What is the Landlords responsibility for Property Maintenance?

To be clear on landlords responsibilities for repairs and maintenance – owners often ask why they should repair something like a broken lock, alarm contact, or auto gate not opening, when “the tenant is the one living there”. The simple answer comes down to, tenants can generally only be held liable for repairs/replacement in the property if the damage was caused by the tenant actions, or for example items that have a short life such as light bulbs and fuses. Alarm systems, auto gates and doors, locks, fixtures and fittings, appliances, anything provided for the use of the tenant are generally the responsibility of the owner to repair, unless damaged by the tenant / damaged due to tenant negligence, or of course unless you have both agreed otherwise in your lease agreement.

Damage due to fair wear and tear is the owner’s responsibility to correct. The tenant is responsible for costs incurred because of wilful or negligent actions.

To cover a few things often questioned - Fireplace chimneys – the landlord should maintain the fireplace in working condition e.g. having the chimney cleaned at appropriate intervals. Blocked drains – this is usually due to tenant usage so payable by tenant (hair, food, leaves etc) – but if blockage due to roots of trees it would be for landlord cost.

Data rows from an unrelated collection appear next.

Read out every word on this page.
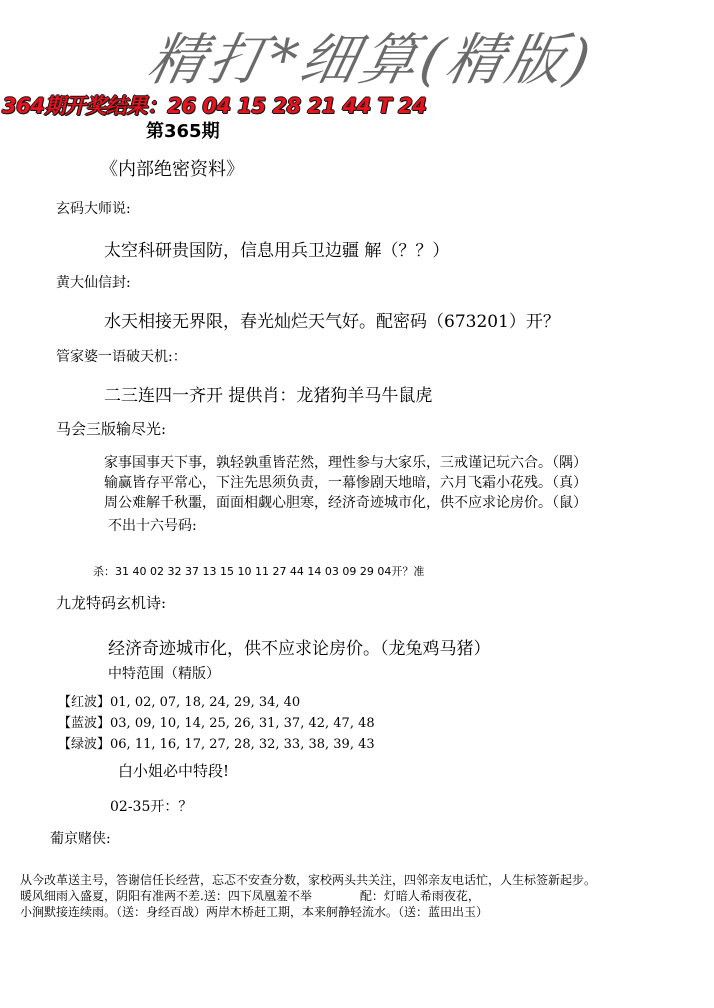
精打*细算(精版)
364期开奖结果：26 04 15 28 21 44 T 24
第365期
《内部绝密资料》
玄码大师说:
太空科研贵国防，信息用兵卫边疆 解（？？）
黄大仙信封:
水天相接无界限，春光灿烂天气好。配密码（673201）开？
管家婆一语破天机:：
二三连四一齐开 提供肖：龙猪狗羊马牛鼠虎
马会三版输尽光:
家事国事天下事，孰轻孰重皆茫然，理性参与大家乐，三戒谨记玩六合。（隅）
输赢皆存平常心，下注先思须负责，一幕惨剧天地暗，六月飞霜小花残。（真）
周公难解千秋噩，面面相觑心胆寒，经济奇迹城市化，供不应求论房价。（鼠）
不出十六号码:
杀：31 40 02 32 37 13 15 10 11 27 44 14 03 09 29 04开？准
九龙特码玄机诗:
经济奇迹城市化，供不应求论房价。（龙兔鸡马猪）
中特范围（精版）
【红波】01, 02, 07, 18, 24, 29, 34, 40
【蓝波】03, 09, 10, 14, 25, 26, 31, 37, 42, 47, 48
【绿波】06, 11, 16, 17, 27, 28, 32, 33, 38, 39, 43
白小姐必中特段!
02-35开：？
葡京赌侠:
从今改革送主号，答谢信任长经营，忘忑不安查分数，家校两头共关注，四邻亲友电话忙，人生标签新起步。
暖风细雨入盛夏，阴阳有准两不差.送：四下凤凰羞不举　　　　配：灯暗人希雨夜花，
小涧默接连续雨。（送：身经百战）两岸木桥赶工期，本来舸静轻流水。（送：蓝田出玉）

Light bulbs, fuses (e.g. stove, unless caused by a problem with stove or electrical system), and tap washers – the tenant is liable for replacement during the tenancy.

Gardens – the landlord is generally responsible for major projects, e.g. tree felling, and insect/vermin eradication (unless the tenant caused the condition to occur). The tenant for general maintenance, adequate watering, trimming bushes, cutting lawns etc. and the removal of garden waste.

Repairs to appliances provided for use of the tenant require a mention because owners so often balk at paying for repairs as they reason that the tenant has this in daily use. As with any fixture or fitting, the landlord is responsible for repairs to appliances provided under the tenancy agreement unless the damage was caused by the deliberate actions or neglect of the tenant. Unless it has been agreed upfront that the landlord will supply the appliance but the tenant will be liable for repairs (which tenants would be unlikely to agree to on an older item).

Tenants are obliged to report any damage, failing which they could find themselves held liable for any further damage due to lack of timeous attention to the initial problem – and tenants are obliged to provide access for contractors to effect repairs, not the agent as some tenants fondly think.

Fair wear and tear can be defined as “deterioration or depreciation in the value of the subject matter by ordinary and reasonable use" and the Rental Housing Act specifically excludes the tenant’s liability for this (article by local Cape Town attorney, who specialises in property rental matters, on Property24 ) And as further mentioned in his article, placing this responsibility on the tenant would probably also violate the Consumer Protection Act.